Dalam kuliah umum bertajuk “Demokrasi, Politik, dan Tantangan Literasi Digital”, Baharudin menyampaikan pandangan mendalam tentang makna Pemilu dalam konteks demokrasi. Menurutnya, Pemilu bukan sekadar peristiwa politik rutin bagi warga negara untuk menunaikan kewajiban administratif, melainkan momen penting di mana rakyat menyerahkan kekuasaannya kepada orang yang diyakini mampu memperjuangkan keadilan dan kesejahteraan.
“Pemilu itu proses penyerahan kekuasaan rakyat di TPS. Di sana, pemilih menyerahkan mandat politiknya kepada individu yang dianggap bisa membawa keadilan dan kesejahteraan bagi masyarakat.
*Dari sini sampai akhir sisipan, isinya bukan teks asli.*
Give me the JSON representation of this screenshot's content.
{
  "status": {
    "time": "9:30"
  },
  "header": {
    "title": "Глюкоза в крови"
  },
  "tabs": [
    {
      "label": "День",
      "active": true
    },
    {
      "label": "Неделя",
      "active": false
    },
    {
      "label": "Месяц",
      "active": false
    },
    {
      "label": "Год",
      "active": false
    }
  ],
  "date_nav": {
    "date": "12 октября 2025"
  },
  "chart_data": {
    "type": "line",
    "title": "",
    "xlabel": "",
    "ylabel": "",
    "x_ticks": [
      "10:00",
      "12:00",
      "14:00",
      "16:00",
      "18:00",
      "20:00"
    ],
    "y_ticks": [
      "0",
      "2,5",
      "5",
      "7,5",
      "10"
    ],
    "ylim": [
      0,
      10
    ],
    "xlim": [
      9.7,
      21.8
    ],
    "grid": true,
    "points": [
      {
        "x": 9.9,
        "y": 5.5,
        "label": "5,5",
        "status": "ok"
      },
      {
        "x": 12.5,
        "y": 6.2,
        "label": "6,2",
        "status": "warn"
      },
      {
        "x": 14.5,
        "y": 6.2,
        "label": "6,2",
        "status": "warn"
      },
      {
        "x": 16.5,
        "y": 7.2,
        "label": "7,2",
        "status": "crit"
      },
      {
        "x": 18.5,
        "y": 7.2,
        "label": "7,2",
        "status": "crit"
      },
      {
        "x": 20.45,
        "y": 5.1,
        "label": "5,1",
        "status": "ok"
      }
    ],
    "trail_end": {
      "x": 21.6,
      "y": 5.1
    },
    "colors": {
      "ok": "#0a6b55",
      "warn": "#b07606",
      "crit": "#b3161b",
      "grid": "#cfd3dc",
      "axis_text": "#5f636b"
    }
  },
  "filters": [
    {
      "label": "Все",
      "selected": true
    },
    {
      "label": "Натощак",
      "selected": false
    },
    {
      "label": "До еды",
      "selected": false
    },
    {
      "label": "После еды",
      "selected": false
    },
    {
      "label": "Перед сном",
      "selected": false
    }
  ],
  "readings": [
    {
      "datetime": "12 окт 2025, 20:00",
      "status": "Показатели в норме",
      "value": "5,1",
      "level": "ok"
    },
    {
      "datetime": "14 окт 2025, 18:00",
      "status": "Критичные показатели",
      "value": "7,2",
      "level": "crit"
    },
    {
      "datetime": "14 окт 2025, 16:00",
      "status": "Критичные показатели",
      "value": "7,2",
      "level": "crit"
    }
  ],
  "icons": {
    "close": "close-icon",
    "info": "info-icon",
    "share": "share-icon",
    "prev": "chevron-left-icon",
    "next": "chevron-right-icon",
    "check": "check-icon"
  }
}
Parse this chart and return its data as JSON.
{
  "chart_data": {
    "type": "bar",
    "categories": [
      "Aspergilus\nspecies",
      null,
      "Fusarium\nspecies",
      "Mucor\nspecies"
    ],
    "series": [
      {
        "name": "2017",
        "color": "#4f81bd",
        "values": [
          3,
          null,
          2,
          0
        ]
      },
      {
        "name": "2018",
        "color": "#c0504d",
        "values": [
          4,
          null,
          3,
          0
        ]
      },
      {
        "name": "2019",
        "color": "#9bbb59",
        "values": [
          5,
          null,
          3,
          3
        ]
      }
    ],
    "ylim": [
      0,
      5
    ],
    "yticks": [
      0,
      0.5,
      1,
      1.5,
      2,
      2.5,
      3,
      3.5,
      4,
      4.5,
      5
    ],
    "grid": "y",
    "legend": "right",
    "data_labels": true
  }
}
Jadi, Pemilu tidak boleh dimaknai sebatas rutinitas formal, tetapi momentum penting bagi rakyat dalam menentukan arah negara,” tegas Baharudin.
Ia juga menyoroti rendahnya kualitas pendidikan politik di masyarakat yang berdampak pada lemahnya kesadaran pemilih terhadap konsekuensi pilihan politiknya. “Minimnya pendidikan politik menyebabkan pemilih tidak mampu menilai efek dari pilihannya. Akibatnya, kontrol publik pasca-Pemilu sangat rendah,” ujarnya.
Baharudin menegaskan pentingnya literasi dan pendidikan politik yang berkelanjutan untuk memperkuat fondasi demokrasi. “Negara yang rusak bukan hanya karena pemimpin yang jahat, tapi juga karena rakyat yang salah pilih. Dan kesalahan pilih itu seringkali lahir dari rendahnya pendidikan politik,” katanya. Ia menambahkan, tanpa pendidikan politik yang mencerdaskan, demokrasi bisa berubah menjadi “pasar gelap” tempat janji-janji politik diobral tanpa makna dan rakyat dibiarkan dalam ruang kosong tanpa kesadaran kritis.
Lebih lanjut, Baharudin juga menyinggung tantangan demokrasi di era disrupsi digital. Menurutnya, teknologi digital telah menyentuh hampir seluruh aspek kehidupan, termasuk dalam penyelenggaraan Pemilu. KPU sebagai lembaga penyelenggara terus melakukan transformasi digital di berbagai tahapan, mulai dari perencanaan, logistik, hingga rekapitulasi suara.
Namun demikian, ia mengingatkan bahwa transformasi digital juga memerlukan literasi yang kuat di masyarakat agar tidak menimbulkan dampak negatif. “Digitalisasi membawa banyak kemudahan, tapi juga risiko. Tanpa literasi digital yang baik, ruang demokrasi bisa dimanfaatkan untuk penyebaran hoaks, disinformasi, bahkan manipulasi opini publik,” jelasnya.
Selain Baharudin Hamzah, kuliah umum ini juga menghadirkan narasumber dari Universitas Gadjah Mada, Bevaola Kusumasari, PhD, dosen pada bidang Manajemen dan Kebijakan Publik, yang membawakan sesi Praktikum Penggunaan AI dengan Laptop Peserta.
Kegiatan berlangsung dengan antusiasme tinggi dari peserta yang terdiri atas mahasiswa magister, dosen, dan tamu undangan. Diskusi berjalan dinamis dengan berbagai pertanyaan reflektif seputar demokrasi, partisipasi publik, dan peran literasi digital dalam memperkuat kualitas pemilu di Indonesia.